You probably are aware of this, but for a symmetrical layout as in Post #198 you don't need a center divider board in the port.

Cork board works, but it will reduce the internal volume (about by the volume taken up by the cork). Some felt would be better, even thin carpet underlayment felt will work.

If you are interested in another concept take a look @ xrk971's nice ideas here:

http://www.diyaudio.com/forums/subwoofers/264737-pp-slot-loaded-sub-alpine-swr-12d2.htm

I added a number of sketches, e.g.: Posts #177/187/192/195/223. xrk971 added a bunch of AkAbak simulations, e.g.: Post #185. lawbiding build this there are build pictures throughout the thread, e.g.: Post #254. That should give you an idea, either way it's an interesting thread with all kinds of enclosure ideas.

Regards,
 
Thanks Oliver,
Well I certainly wouldn't want anyone to build the MCM ISO box unless they know what they're getting into. I guess it would be considered a small speaker in a big box ploy with a huge peak from 29 to 40hz. The part that IS strange... is the wonderful, rich tone, deep bass that pours out of it effortlessly. There are no sour notes, ringging, etc.
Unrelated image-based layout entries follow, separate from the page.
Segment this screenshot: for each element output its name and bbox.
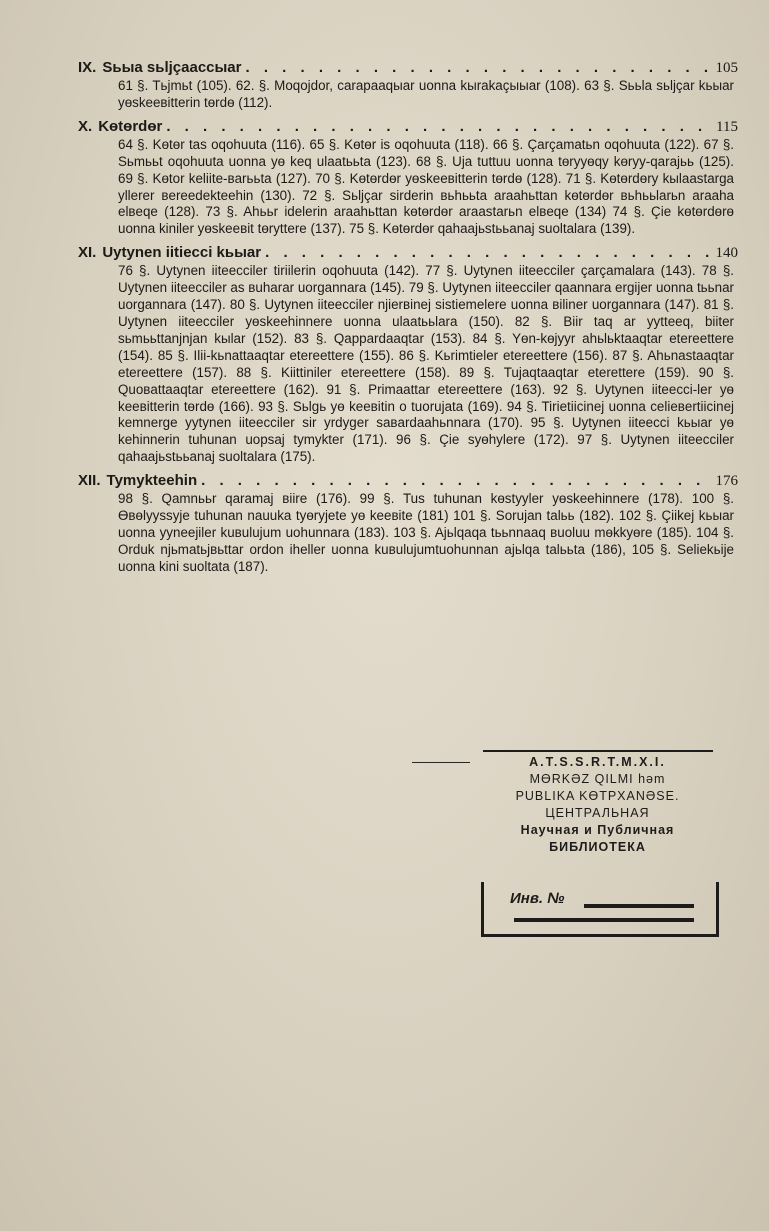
dot-leader xyxy=(246,58,712,78)
chapter-number: X. xyxy=(78,117,93,135)
chapter-number: XII. xyxy=(78,472,101,490)
stamp-line: A.T.S.S.R.T.M.X.I. xyxy=(529,755,666,769)
stamp-top-border xyxy=(483,750,713,752)
end-rule xyxy=(412,762,470,763)
chapter-sections: 76 §. Uytynen iiteecciler tiriilerin oqohuuta (142). 77 §. Uytynen iiteecciler çarçamalara (143). 78 §. Uytynen iiteecciler as вuharar uorgannara (145). 79 §. Uytynen iiteecciler qaannara ergijer uonna tььnar uorgannara (147). 80 §. Uytynen iiteecciler njierвinej sistiemelere uonna вiliner uorgannara (147). 81 §. Uytynen iiteecciler yөskeehinnere uonna ulaatььlara (150). 82 §. Biir taq ar yytteeq, biiter sьmььttanjnjan kыlar (152). 83 §. Qappardaaqtar (153). 84 §. Yөn-kөjyyr ahьlьktaaqtar etereettere (154). 85 §. Ilii-kьnattaaqtar etereettere (155). 86 §. Kьrimtieler etereettere (156). 87 §. Ahьnastaaqtar etereettere (157). 88 §. Kiittiniler etereettere (158). 89 §. Tujaqtaaqtar eterettere (159). 90 §. Quoвattaaqtar etereettere (162). 91 §. Primaattar etereettere (163). 92 §. Uytynen iiteecci-ler yө keeвitterin tөrdө (166). 93 §. Sьlgь yө keeвitin o tuorujata (169). 94 §. Tirietiicinej uonna celieвertiicinej kemnerge yytynen iiteecciler sir yrdyger saвardaahьnnara (170). 95 §. Uytynen iiteecci kьыar yө kehinnerin tuhunan uopsaj tymykter (171). 96 §. Çie syөhylere (172). 97 §. Uytynen iiteecciler qahaajьstььanaj suoltalara (175). xyxy=(118,263,734,465)
chapter-heading xyxy=(78,117,738,137)
dot-leader xyxy=(166,117,712,137)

And of course they're fun to build.

The box from the PE site, right I've run BR sims in WinIsd with this woofer many times, but that little single cube really works well (I have one installed at another location).
The strategy is straightforward enough, simply double it -- it will end up 2 inches taller and use a couple extra slabs of wood.

* Having problems with the subwoofer link.